We hear very commonly from young people who are struggling to find acceptance within themselves and from the members of their community. That can have a very profound impact on their mental health and the degree of hope they can hold onto for what life holds for them as they come into themselves and into their adult lives.
What I'd like to really emphasize to the committee is that it's not so much any one individual's actions that can have such a grievous impact on a person's sense of worth, but rather the attitudes of the community around the incident or around that person, where there's a benign neglect of the situation, where people turn a blind eye, people don't intervene or call a bully out on their behaviour to communicate to the person who's being targeted that in fact those ideas and ideals are not shared by the broader community. It's when school officials, other students, family members, and the community in general remain silent and don't intervene to let a young person know that they do have value, that they do have worth, and that as a community they can expect a life of their own design, that they can expect to experience love and a sense of value and opportunities. Those kinds of interventions, simple as they might sound, can be really enormously helpful. That's the kind of support we provide.

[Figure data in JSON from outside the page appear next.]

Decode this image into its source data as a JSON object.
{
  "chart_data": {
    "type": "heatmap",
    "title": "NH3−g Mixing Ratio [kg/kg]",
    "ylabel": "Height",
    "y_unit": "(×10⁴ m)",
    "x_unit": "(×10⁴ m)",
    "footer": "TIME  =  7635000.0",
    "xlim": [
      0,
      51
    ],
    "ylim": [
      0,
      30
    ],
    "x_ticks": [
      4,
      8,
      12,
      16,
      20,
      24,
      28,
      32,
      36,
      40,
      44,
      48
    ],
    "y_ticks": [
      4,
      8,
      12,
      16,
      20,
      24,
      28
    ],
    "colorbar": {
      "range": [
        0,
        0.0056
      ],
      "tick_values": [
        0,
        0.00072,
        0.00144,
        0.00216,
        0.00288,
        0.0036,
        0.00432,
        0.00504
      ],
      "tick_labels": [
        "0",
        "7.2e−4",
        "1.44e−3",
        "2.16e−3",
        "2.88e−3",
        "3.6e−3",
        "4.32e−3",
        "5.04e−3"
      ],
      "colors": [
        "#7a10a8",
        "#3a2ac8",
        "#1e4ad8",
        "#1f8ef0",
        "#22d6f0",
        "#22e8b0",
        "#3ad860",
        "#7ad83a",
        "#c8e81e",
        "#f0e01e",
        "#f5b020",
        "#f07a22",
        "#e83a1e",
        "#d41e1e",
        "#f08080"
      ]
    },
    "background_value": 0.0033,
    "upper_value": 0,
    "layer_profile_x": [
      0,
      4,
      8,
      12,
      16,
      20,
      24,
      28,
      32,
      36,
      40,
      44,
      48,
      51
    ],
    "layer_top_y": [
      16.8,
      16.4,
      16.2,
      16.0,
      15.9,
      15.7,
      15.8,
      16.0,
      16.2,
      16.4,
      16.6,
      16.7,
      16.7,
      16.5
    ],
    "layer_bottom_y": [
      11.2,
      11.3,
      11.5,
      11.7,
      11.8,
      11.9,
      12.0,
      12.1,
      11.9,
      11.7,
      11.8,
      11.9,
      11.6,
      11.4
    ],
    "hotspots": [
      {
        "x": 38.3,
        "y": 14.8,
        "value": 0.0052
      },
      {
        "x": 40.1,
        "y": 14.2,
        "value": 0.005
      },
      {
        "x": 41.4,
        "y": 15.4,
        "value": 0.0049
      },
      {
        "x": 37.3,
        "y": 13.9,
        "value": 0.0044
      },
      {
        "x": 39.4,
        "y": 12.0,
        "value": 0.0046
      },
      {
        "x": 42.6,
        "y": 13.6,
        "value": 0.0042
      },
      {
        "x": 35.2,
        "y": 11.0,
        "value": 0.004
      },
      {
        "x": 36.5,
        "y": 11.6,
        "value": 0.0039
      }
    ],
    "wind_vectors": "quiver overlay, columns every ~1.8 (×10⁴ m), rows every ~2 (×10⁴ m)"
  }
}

We operate out of Toronto, but we serve youth throughout Ontario, so we get phone calls from remote communities, where a person feels like the only individual they've ever met who might identify as lesbian or gay or bisexual or trans. They can hear one person 1,000 kilometres away say to them, “You're not abnormal. It's okay to experience the thoughts and feelings and desires you have.” Just to hear that person at a remote location say that and say, “There will be opportunities for you in this life”—and I can say that because I know, because I've been there myself—can be enormously powerful.
In terms of broader social change, we need to create a climate in schools where it's understood to be unacceptable to communicate homophobic and transphobic values on the playground or in the classrooms.
Certainly, those broader initiatives for social change help young people to understand that they do live in a country, in a society, where hate and oppression won't be tolerated.